Thursday, October 5, 2017

Doing Scholarly Operations Research with Undergraduates

Usually when faculty at a Research 1 university, such as UMass Amherst, conduct research they involve doctoral students, since doctoral students need to do research for their dissertation and, upon receiving the PhD, may continue onwards to do research, as faculty at other institutions or perhaps as practitioners. I have supervised the PhD dissertations of 20 PhD students and  I continue to collaborate with quite a few of them, even working with doctoral students of my doctoral students (nice to see the academic genealogy tree growing).

In the last several years, because of the growing prominence of the Commonwealth Honors College at UMass Amherst and also the Isenberg School of Management, under great leadership, we have been attracting truly outstanding undergraduate students and, my personal bias, is towards the Operations and Information Management (OIM) students, since they are in the department in which I teach at the Isenberg School.

I have had the pleasure of co-chairing two honors theses of OIM majors: Emilio Alvarez Flores, who graduated in May 2016, and Karen Li, who graduated in 2017. Emilio now works for Cisco and Karen for Brigham and Women's Hospital.

Emilio's thesis was entitled: Optimizing Non-Governmental Organizations' Operations and Fundraising: A Game-Theoretical Supply Chain Approach.

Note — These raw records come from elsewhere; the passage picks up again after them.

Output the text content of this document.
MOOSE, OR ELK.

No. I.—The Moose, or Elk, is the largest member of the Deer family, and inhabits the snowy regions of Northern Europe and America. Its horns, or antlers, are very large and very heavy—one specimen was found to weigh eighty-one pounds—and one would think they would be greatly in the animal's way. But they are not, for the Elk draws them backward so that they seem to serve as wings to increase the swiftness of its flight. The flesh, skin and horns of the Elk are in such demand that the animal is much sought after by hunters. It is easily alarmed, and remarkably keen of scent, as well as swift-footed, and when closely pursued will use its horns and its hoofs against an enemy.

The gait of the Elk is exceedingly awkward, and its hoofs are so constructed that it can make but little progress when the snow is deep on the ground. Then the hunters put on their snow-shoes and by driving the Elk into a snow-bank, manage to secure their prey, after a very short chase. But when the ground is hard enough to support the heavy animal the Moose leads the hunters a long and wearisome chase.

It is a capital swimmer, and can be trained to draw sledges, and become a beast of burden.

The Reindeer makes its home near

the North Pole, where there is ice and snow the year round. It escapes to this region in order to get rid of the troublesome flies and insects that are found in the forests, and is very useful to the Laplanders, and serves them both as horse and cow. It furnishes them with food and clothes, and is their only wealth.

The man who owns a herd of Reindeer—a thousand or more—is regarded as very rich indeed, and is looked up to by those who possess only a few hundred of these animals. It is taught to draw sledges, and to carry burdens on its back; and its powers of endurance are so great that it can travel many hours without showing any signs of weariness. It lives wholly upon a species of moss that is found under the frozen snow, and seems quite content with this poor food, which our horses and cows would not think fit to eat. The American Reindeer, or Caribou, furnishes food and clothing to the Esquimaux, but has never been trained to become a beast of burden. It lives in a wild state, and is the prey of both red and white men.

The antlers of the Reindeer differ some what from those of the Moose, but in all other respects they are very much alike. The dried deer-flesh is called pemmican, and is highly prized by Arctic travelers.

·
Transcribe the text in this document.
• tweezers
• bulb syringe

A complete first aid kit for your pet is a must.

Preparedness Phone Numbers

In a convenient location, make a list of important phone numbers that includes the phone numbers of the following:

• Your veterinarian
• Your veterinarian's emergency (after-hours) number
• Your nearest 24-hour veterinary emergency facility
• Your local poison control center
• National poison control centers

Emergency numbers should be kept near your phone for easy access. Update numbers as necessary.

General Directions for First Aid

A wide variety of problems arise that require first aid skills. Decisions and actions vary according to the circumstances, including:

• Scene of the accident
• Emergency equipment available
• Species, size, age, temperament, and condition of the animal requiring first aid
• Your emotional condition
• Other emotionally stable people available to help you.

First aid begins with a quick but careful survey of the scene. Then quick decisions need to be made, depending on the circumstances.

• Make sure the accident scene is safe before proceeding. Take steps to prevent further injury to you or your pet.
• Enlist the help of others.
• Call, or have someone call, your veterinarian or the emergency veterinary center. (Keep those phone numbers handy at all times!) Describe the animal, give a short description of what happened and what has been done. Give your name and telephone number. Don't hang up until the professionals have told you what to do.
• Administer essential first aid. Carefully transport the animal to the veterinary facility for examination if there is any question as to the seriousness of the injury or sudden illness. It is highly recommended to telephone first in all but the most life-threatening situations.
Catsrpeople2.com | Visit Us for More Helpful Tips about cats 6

He defended his dissertation at the Undergraduate Research Conference at UMass on April 22, 2016. A paper that we wrote, together with Professor Ceren Soylu of the Economics Department at UMass, was based on his thesis:  A Generalized Nash Equilibrium Network Model for Post-Disaster Humanitarian Relief, Anna Nagurney, Emilio Alvarez Flores, and Ceren Soylu, Transportation Research E 95: (2016), pp 1-18. I have continued to work with Emilio (below is a photo of us with my great collaborator Professor Patrizia Daniele of the University of Catania in Italy at the Dynamics of Disasters conference that I co-organized and which took place last summer in Greece).
At the conference in Greece, we presented the paper: A Variational Equilibrium Network Framework for Humanitarian Organizations in Disaster Relief: Effective Product Delivery Under Competition for Financial Funds, Anna Nagurney, Patrizia Daniele, Emilio Alvarez Flores, and Valeria Caruso.

The title of Karen Li's thesis was: Hospital Competition in Prices and Quality: A Variational Inequality Framework and she successfully defended it at the Undergraduate Research Conference on April 28, 2017. Her thesis is 100 pages. Below is a photo from the conference and defense - Professor Chaitra Gopalappa, the co-chair came, as well as many of Karen's friends and even family members!
And today we received some wonderful news: Our paper, with the same title as her thesis, was accepted for publication in the journal Operations Research for Health Care! In this paper, we construct a game theory model to capture competition among hospitals for patients for their medical procedures. The utility functions of the hospitals contain a revenue component and a component due to altruism benefit. The hospitals compete in prices charged to paying patients as well as in the quality levels of their procedures. Both prices and quality levels are subject to lower and upper bounds. We state the governing Nash equilibrium conditions and provide the variational inequality formulation. We establish existence of an equilibrium price and quality pattern and also present a Lagrange analysis of the equilibrium solutions. An algorithm is proposed and then applied to numerical examples comprising a case study focusing on four major hospitals in Massachusetts.


What I found especially gratifying in working with these exceptional students was their energy, intelligence, passion for doing good, incredible work ethic, and, frankly, "fearlessness."  We were going to solve these challenging problems, no matter what, and they permeated our dreams, obsessed us, and we did it! Perhaps it is better to have time constraints on the research in terms of a deadline in the form of graduation but, then again, you need the right students, as well as the fascinating problems. And this morning, as part of an email message from Karen, she said: "oh, how much I miss your lectures!!" Karen is the only student that I have ever had who took all the classes that I teach. Can you top the life and joy of being an academic?!